The ID. Buzz vehicles to be tested in Austin are fitted with Mobileye tech, plus cameras, lidar and radar sensors, and will rack up mileage in geofenced areas, collecting data across a range of different driving scenarios. Although the vehicles have Level 4 capability, human safety monitors will be on board at all times during the initial testing phase. Level 4 is classed by the Society of Automotive Engineers as full self-driving functionality in specific locations.
In the long term, VWGoA says it plans to offer fleets of ID. Buzz AD vehicles to companies looking to provide autonomous transportation, alongside fleet management solutions. Operating a dedicated ride-hailing service itself – as, for example, General Motors has done with Cruise – is not on the immediate agenda.
The U.S. program is merely part of Volkswagen’s global effort to accelerate the rollout of its self-driving tech, with testing already being carried out in tandem with Bosch in Germany and huge investment in Beijing robotics company Horizon geared towards delivering solutions in China.
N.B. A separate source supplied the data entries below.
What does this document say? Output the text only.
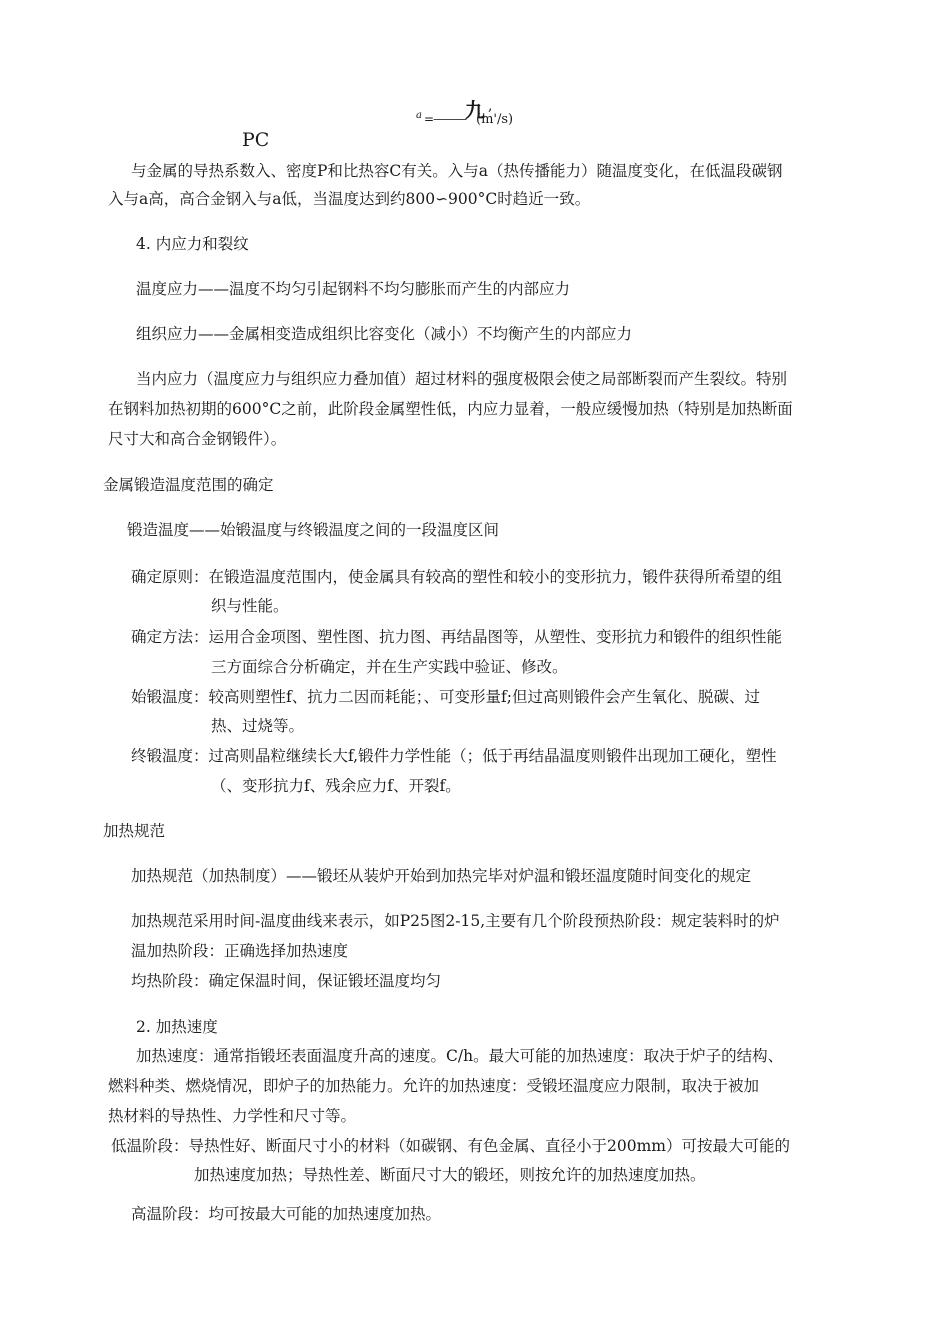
a =———
九 ,
(m'/s)
PC
与金属的导热系数入、密度P和比热容C有关。入与a（热传播能力）随温度变化，在低温段碳钢
入与a高，高合金钢入与a低，当温度达到约800∽900°C时趋近一致。
4. 内应力和裂纹
温度应力——温度不均匀引起钢料不均匀膨胀而产生的内部应力
组织应力——金属相变造成组织比容变化（减小）不均衡产生的内部应力
当内应力（温度应力与组织应力叠加值）超过材料的强度极限会使之局部断裂而产生裂纹。特别
在钢料加热初期的600°C之前，此阶段金属塑性低，内应力显着，一般应缓慢加热（特别是加热断面
尺寸大和高合金钢锻件）。
金属锻造温度范围的确定
锻造温度——始锻温度与终锻温度之间的一段温度区间
确定原则：在锻造温度范围内，使金属具有较高的塑性和较小的变形抗力，锻件获得所希望的组
织与性能。
确定方法：运用合金项图、塑性图、抗力图、再结晶图等，从塑性、变形抗力和锻件的组织性能
三方面综合分析确定，并在生产实践中验证、修改。
始锻温度：较高则塑性f、抗力二因而耗能；、可变形量f;但过高则锻件会产生氧化、脱碳、过
热、过烧等。
终锻温度：过高则晶粒继续长大f,锻件力学性能（；低于再结晶温度则锻件出现加工硬化，塑性
（、变形抗力f、残余应力f、开裂f。
加热规范
加热规范（加热制度）——锻坯从装炉开始到加热完毕对炉温和锻坯温度随时间变化的规定
加热规范采用时间-温度曲线来表示，如P25图2-15,主要有几个阶段预热阶段：规定装料时的炉
温加热阶段：正确选择加热速度
均热阶段：确定保温时间，保证锻坯温度均匀
2. 加热速度
加热速度：通常指锻坯表面温度升高的速度。C/h。最大可能的加热速度：取决于炉子的结构、
燃料种类、燃烧情况，即炉子的加热能力。允许的加热速度：受锻坯温度应力限制，取决于被加
热材料的导热性、力学性和尺寸等。
低温阶段：导热性好、断面尺寸小的材料（如碳钢、有色金属、直径小于200mm）可按最大可能的
加热速度加热；导热性差、断面尺寸大的锻坯，则按允许的加热速度加热。
高温阶段：均可按最大可能的加热速度加热。
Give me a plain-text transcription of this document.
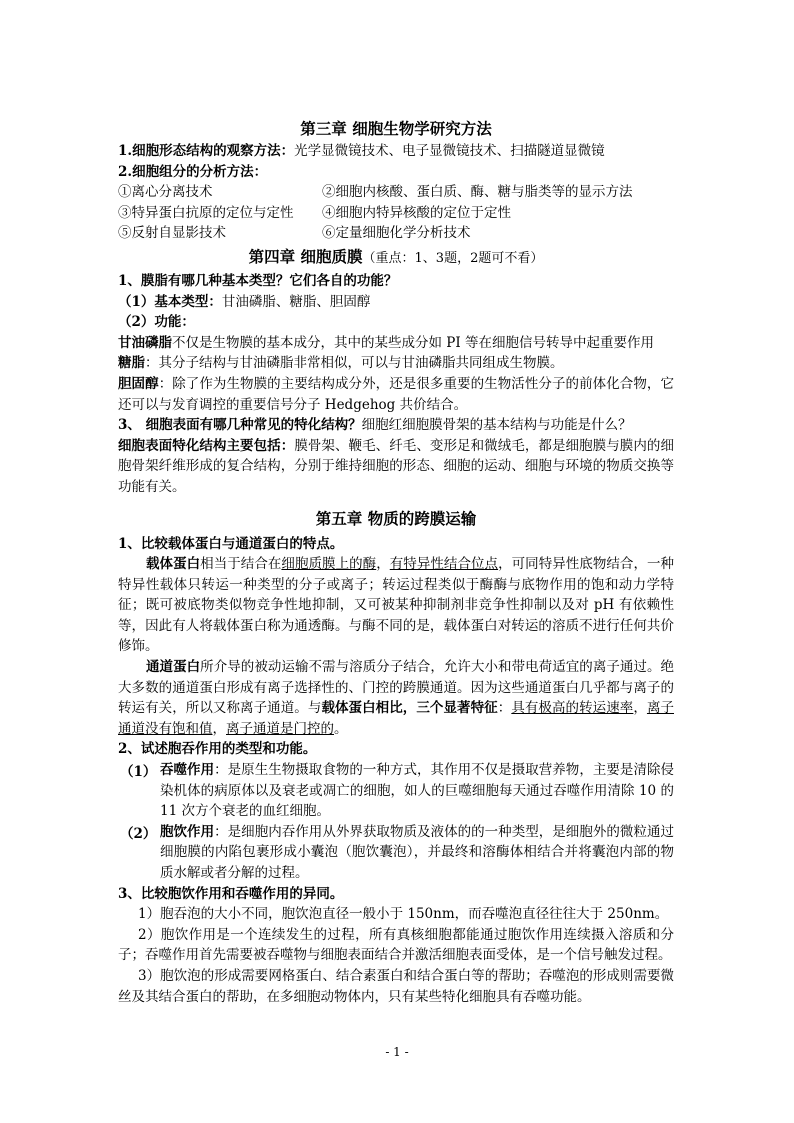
第三章 细胞生物学研究方法

1.细胞形态结构的观察方法：光学显微镜技术、电子显微镜技术、扫描隧道显微镜

2.细胞组分的分析方法：

①离心分离技术	②细胞内核酸、蛋白质、酶、糖与脂类等的显示方法
③特异蛋白抗原的定位与定性	④细胞内特异核酸的定位于定性
⑤反射自显影技术	⑥定量细胞化学分析技术
第四章 细胞质膜（重点：1、3题，2题可不看）

1、膜脂有哪几种基本类型？它们各自的功能？

（1）基本类型：甘油磷脂、糖脂、胆固醇

（2）功能：

甘油磷脂不仅是生物膜的基本成分，其中的某些成分如 PI 等在细胞信号转导中起重要作用

糖脂：其分子结构与甘油磷脂非常相似，可以与甘油磷脂共同组成生物膜。

胆固醇：除了作为生物膜的主要结构成分外，还是很多重要的生物活性分子的前体化合物，它还可以与发育调控的重要信号分子 Hedgehog 共价结合。

3、 细胞表面有哪几种常见的特化结构？细胞红细胞膜骨架的基本结构与功能是什么？

细胞表面特化结构主要包括：膜骨架、鞭毛、纤毛、变形足和微绒毛，都是细胞膜与膜内的细胞骨架纤维形成的复合结构，分别于维持细胞的形态、细胞的运动、细胞与环境的物质交换等功能有关。

第五章 物质的跨膜运输

1、比较载体蛋白与通道蛋白的特点。

载体蛋白相当于结合在细胞质膜上的酶，有特异性结合位点，可同特异性底物结合，一种特异性载体只转运一种类型的分子或离子；转运过程类似于酶酶与底物作用的饱和动力学特征；既可被底物类似物竞争性地抑制，又可被某种抑制剂非竞争性抑制以及对 pH 有依赖性等，因此有人将载体蛋白称为通透酶。与酶不同的是，载体蛋白对转运的溶质不进行任何共价修饰。

通道蛋白所介导的被动运输不需与溶质分子结合，允许大小和带电荷适宜的离子通过。绝大多数的通道蛋白形成有离子选择性的、门控的跨膜通道。因为这些通道蛋白几乎都与离子的转运有关，所以又称离子通道。与载体蛋白相比，三个显著特征：具有极高的转运速率，离子通道没有饱和值，离子通道是门控的。

2、试述胞吞作用的类型和功能。

（1） 吞噬作用：是原生生物摄取食物的一种方式，其作用不仅是摄取营养物，主要是清除侵染机体的病原体以及衰老或凋亡的细胞，如人的巨噬细胞每天通过吞噬作用清除 10 的 11 次方个衰老的血红细胞。

（2） 胞饮作用：是细胞内吞作用从外界获取物质及液体的的一种类型，是细胞外的微粒通过细胞膜的内陷包裹形成小囊泡（胞饮囊泡），并最终和溶酶体相结合并将囊泡内部的物质水解或者分解的过程。

3、比较胞饮作用和吞噬作用的异同。

1）胞吞泡的大小不同，胞饮泡直径一般小于 150nm，而吞噬泡直径往往大于 250nm。

2）胞饮作用是一个连续发生的过程，所有真核细胞都能通过胞饮作用连续摄入溶质和分子；吞噬作用首先需要被吞噬物与细胞表面结合并激活细胞表面受体，是一个信号触发过程。

3）胞饮泡的形成需要网格蛋白、结合素蛋白和结合蛋白等的帮助；吞噬泡的形成则需要微丝及其结合蛋白的帮助，在多细胞动物体内，只有某些特化细胞具有吞噬功能。

- 1 -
“Expanding Volkswagen Group’s global autonomous driving vehicle program to the United States marks an important milestone for us,” said Pablo Di Si, president and CEO of VWGoA. “In the future, we will tap into rising demand for new mobility services, and with our iconic ID. Buzz, we will also offer a truly captivating product to support transportation services American consumers can rely upon and trust.”
Katrin Lohmann, president of Volkswagen ADMT added: “We selected Austin as the first US hub, as the city has a track record for embracing innovation and offers a conducive climate for the testing of autonomous vehicles.”